Thompson’s works commonly employ tables as pedestals or neutral presentational devices, as in Table of Blood and Guts (2002) and Table Displaying Gifts from the Landlord and Working Papers (2006) all exhibited in the Whitney Biennial in 2008. This efficiently mutable form suggests a relation to the portable economy of the street even as it serves as an organizing frame for the objects it shows off. Questioning protocols of exhibition as much as techniques of production and their contingent modes of reception in the space of the gallery, Thompson assumes the history, practice, and circulation of painting as his subject.

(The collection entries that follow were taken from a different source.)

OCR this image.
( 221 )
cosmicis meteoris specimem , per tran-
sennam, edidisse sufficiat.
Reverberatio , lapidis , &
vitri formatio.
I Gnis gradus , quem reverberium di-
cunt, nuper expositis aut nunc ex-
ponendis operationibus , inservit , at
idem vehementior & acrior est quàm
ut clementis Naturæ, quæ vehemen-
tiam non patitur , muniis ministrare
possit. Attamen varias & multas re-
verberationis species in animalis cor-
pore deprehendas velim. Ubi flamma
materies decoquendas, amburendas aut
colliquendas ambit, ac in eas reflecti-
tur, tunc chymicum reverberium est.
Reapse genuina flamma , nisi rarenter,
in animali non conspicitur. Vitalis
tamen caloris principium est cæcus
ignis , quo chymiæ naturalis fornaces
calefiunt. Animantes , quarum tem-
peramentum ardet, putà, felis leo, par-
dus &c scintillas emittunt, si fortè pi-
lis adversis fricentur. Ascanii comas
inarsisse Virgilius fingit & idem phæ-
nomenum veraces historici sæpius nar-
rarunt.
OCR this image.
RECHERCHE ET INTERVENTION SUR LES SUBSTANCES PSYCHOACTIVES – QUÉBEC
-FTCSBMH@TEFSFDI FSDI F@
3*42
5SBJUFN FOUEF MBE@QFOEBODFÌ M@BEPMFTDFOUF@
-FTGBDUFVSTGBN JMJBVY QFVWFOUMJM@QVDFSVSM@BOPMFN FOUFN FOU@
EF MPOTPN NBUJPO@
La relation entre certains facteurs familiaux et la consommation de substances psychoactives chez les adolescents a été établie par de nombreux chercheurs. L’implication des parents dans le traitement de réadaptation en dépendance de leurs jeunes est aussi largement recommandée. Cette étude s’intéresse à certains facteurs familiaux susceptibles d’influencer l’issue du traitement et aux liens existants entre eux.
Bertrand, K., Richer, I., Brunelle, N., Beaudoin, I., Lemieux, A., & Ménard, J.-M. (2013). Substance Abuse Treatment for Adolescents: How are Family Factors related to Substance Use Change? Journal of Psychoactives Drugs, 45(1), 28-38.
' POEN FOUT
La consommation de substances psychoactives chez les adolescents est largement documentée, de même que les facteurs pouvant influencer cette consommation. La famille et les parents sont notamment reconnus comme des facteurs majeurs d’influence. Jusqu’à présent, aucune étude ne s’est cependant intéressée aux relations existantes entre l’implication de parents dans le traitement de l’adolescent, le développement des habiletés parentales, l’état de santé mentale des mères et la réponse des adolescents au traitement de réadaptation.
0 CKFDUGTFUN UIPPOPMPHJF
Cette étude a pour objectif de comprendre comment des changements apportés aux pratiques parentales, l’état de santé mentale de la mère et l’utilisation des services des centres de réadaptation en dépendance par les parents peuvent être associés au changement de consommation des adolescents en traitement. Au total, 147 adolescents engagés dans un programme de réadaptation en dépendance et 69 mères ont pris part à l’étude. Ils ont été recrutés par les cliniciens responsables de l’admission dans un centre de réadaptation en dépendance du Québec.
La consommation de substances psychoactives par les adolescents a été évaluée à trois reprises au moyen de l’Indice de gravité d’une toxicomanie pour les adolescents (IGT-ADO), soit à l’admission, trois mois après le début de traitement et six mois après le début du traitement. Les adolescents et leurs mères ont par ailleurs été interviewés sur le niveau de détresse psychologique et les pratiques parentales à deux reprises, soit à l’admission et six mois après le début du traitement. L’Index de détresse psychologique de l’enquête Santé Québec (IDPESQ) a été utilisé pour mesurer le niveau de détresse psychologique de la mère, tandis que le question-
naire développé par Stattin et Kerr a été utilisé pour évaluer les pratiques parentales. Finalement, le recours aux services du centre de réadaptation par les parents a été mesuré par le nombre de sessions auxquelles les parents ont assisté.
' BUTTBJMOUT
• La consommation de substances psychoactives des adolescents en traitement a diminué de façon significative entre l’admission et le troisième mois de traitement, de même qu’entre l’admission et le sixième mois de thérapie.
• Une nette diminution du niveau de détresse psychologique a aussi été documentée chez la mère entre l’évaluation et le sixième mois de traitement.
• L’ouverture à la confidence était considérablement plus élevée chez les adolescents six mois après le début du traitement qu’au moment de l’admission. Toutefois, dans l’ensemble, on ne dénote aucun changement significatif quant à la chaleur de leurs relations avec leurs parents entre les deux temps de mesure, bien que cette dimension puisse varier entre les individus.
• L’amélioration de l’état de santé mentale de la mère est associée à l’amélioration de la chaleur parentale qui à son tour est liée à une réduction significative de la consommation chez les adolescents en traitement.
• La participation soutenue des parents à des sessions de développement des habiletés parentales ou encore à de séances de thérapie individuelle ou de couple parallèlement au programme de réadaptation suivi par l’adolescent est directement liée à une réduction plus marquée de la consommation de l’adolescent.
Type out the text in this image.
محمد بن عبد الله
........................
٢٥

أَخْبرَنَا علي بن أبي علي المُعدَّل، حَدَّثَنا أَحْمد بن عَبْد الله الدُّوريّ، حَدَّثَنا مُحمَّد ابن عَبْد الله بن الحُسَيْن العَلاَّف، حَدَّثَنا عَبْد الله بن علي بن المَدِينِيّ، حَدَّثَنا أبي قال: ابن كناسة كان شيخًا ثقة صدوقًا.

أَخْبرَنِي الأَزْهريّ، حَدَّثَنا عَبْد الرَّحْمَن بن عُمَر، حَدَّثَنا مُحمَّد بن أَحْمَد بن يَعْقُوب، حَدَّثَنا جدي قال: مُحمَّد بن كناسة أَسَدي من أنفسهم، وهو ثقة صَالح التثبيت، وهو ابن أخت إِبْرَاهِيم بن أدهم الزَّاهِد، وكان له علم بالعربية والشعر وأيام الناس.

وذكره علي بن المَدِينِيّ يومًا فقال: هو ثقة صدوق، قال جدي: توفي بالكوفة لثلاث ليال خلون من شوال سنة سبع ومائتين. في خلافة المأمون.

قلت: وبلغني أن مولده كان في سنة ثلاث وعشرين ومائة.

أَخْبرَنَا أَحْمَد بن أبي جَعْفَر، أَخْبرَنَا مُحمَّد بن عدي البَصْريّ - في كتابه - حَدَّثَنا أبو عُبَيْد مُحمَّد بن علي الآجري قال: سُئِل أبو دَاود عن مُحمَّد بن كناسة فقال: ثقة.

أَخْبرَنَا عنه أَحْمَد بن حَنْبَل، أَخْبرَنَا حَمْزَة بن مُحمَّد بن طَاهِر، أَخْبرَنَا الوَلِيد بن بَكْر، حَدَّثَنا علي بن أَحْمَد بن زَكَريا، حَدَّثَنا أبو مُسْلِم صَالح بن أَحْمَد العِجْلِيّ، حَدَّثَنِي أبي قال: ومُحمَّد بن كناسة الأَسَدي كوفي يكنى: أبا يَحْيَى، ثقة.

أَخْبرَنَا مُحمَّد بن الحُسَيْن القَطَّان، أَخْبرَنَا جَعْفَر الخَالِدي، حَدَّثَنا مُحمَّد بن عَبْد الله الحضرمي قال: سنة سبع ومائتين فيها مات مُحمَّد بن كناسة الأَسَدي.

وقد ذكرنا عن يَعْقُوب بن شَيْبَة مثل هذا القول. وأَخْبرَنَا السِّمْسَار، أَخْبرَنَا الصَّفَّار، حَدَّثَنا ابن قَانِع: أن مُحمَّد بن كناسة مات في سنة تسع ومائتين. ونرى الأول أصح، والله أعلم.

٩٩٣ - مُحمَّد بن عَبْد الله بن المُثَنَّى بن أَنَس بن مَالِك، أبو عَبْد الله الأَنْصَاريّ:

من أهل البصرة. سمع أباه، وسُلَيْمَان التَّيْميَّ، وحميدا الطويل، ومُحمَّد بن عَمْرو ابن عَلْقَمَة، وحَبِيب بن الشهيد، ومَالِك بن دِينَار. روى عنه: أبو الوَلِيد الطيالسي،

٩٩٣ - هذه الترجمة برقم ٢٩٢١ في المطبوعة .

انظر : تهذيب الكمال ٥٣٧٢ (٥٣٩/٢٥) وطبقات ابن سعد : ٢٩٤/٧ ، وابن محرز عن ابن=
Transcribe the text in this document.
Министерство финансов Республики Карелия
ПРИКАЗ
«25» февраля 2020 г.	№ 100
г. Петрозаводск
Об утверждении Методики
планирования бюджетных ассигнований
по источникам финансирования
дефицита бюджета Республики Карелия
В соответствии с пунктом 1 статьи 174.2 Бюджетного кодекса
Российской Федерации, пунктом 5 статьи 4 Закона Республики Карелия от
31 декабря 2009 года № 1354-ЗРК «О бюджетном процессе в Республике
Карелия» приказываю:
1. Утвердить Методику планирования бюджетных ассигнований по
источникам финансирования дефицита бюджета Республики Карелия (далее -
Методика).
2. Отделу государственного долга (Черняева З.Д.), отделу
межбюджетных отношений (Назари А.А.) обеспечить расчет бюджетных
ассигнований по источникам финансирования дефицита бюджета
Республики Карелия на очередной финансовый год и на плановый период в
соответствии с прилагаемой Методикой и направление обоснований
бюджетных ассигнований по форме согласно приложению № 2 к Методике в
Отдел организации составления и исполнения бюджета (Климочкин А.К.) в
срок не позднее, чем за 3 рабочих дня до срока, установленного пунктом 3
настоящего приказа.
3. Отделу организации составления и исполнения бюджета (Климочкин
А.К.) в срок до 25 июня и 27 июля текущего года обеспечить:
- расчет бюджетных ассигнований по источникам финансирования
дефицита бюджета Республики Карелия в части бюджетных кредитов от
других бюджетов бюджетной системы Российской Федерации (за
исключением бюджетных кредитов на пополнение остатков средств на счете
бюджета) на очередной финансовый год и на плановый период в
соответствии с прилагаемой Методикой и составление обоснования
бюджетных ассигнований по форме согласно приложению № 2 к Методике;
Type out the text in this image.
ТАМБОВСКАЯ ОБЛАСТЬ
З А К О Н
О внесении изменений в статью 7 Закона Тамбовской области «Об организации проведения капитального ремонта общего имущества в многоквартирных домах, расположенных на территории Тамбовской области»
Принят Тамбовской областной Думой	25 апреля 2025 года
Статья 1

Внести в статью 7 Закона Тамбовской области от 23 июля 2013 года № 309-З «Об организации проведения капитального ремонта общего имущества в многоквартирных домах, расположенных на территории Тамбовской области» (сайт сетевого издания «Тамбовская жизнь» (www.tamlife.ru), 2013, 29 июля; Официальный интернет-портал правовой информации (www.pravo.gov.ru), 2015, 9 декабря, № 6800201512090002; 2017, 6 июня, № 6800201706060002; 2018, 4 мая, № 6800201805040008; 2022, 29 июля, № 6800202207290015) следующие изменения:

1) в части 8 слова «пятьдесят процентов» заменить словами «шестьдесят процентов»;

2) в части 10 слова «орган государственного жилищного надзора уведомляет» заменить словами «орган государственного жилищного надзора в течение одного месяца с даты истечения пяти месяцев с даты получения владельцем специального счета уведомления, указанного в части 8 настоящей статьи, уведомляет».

These important works question the notion of painting itself and reflect the artist’s interest in varying forms of display.
Thompson mines the histories of modernism in his work, critiquing how images have been produced, displayed, and circulated. Here he collides past and present, making reference to Robho (1967–71), the French journal that promoted Kinetic art (an international movement of the late 1960s rooted in abstraction and motion), while also examining the everyday life of objects in today’s art market. While Thompson works predominantly as a painter, in this selection of works he has explored the print medium’s capacity for reproduction and technical variation, printing each image in five different colors to generate a full range of permutations, a decision perhaps also inspired by Robho, whose five issues were each printed in single color.
“In much of Thompson’s work we are asked to engage…in the condition that meaning can only arise as a condition of prepositional relation: between, among, with, of in…he asks us to submit to its constellated reality, not as radical fluidity and ease, but as a surfeit that threatens to overwhelm the coordinates of normative, or ordinary human life. He forces us to consider that all creative work, in any sphere, must find its own coordinates if it is to be released from the contagion of unexamined reaction. His work engages the structural mandate without submitting to automatism; systems and structures are treated as generative tools” (A, Lauterbach, “On Cheyney Thompson: The Task of Art in the Age of Information,” Cheyney Thompson, London, 2013, p. 175).